Russia’s major industries move to shorter working weeks amid economic pressure
Russia’s major industries move to shorter working weeks amid economic pressure

Russia’s major industries move to shorter working weeks amid economic pressure

Several of Russia’s largest industrial enterprises have adopted three- or four-day workweeks, a shift that officials frame as modern labour reform but which analysts see as a sign of deepening economic crisis. For the broader economy, this change could foreshadow a contraction in manufacturing capacity and employment.

Agricultural machinery producers face steep decline

Producers such as Rostselmash have reduced operations to a three-day week after sharp declines in demand. Rostselmash projected this year’s output at just 2,700 combines and 800 tractors, significantly below historical levels. Domestic agricultural machinery sales fell by 30% in value during the first seven months of 2025, with combine harvester sales halving. Government support measures have failed to reverse the trend. The Kirov Tractor Plant reported a 20–25% drop in production, leading to extended leaves and shorter hours. Farmers cite low profitability as a key factor limiting equipment renewal.

Automotive sector contraction deepens

KamAZ, Russia’s leading truck manufacturer, reduced workweeks in August after demand for heavy trucks collapsed by nearly 60% year-on-year, with large inventories of imported and leased vehicles compounding the crisis. AvtoVAZ introduced a four-day week in October despite state protections for Lada models, following a 25% sales decline in the first nine months of 2025. Intense competition from Chinese brands, rising interest rates, and restricted credit access continue to suppress demand. AvtoVAZ plans to maintain shorter schedules for at least six months.

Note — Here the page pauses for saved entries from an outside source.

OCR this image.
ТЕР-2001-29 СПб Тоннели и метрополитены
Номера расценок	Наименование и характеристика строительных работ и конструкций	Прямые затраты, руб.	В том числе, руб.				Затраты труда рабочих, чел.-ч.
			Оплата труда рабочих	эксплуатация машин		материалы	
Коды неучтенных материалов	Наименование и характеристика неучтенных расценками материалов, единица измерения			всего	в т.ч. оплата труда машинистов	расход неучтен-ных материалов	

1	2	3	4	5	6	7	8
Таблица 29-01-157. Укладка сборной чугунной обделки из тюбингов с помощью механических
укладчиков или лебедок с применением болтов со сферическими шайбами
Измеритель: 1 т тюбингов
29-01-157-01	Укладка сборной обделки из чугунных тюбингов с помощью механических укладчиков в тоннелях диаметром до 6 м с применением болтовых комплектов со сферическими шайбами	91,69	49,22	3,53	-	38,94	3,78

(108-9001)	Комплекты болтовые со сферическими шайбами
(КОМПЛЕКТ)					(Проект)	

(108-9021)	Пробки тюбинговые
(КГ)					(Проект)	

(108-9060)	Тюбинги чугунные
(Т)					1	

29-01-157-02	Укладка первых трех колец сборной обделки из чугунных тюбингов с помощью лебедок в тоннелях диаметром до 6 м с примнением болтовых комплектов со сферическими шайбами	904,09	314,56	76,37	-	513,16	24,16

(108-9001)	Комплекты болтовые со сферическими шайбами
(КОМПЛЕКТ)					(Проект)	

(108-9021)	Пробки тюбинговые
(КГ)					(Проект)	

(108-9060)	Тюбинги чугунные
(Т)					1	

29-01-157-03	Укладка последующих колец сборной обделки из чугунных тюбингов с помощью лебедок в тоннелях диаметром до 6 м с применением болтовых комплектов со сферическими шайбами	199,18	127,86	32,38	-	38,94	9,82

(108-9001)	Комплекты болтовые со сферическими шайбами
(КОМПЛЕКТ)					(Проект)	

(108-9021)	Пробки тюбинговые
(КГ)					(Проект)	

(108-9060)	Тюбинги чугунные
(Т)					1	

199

Other sectors adopt similar measures

The shift extends beyond automotive and machinery to include metallurgical plants, cement factories, and rail companies. Notable examples include the Chelyabinsk Electrometallurgical Plant reducing hours for 1,200 employees, the Yaroslavl Motor Plant, Diesel Equipment Plant, and Tikhvin Wagon Works, where 7,000 workers are now on reduced schedules. While official statements cite “market adjustment” or “job protection,” reduced hours often translate into lower wages, cancelled bonuses, and fewer benefits — a concealed form of layoffs.

Official narrative contrasts with economic reality

Russian authorities present the shift as aligning with global trends toward shorter workweeks to improve productivity and worker wellbeing. However, experts stress this is a crisis-driven survival tactic rather than a reform initiative. It enables firms to cut costs while avoiding formal redundancies, masking the real scale of unemployment and giving a misleading picture of labour stability.

Wider economic and geopolitical implications

The widespread shortening of workweeks points to deeper structural challenges in Russia’s economy, not a temporary downturn. Persistent stress across sectors, the militarisation of the economy, and shifting resources away from civilian industry threaten Russia’s long-term industrial capacity. Official statistics may underreport unemployment and the extent of economic contraction, creating risks for global supply chains and stability.

A signal of industrial decline and economic fragility

Russia’s adoption of three- and four-day workweeks reflects economic hardship rather than progressive labour reform. For European observers, it underlines vulnerabilities in Russia’s industrial base and raises questions about the sustainability of its economic model. This trend highlights the interplay of sanctions, industrial policy, and labour markets shaping Russia’s economic trajectory.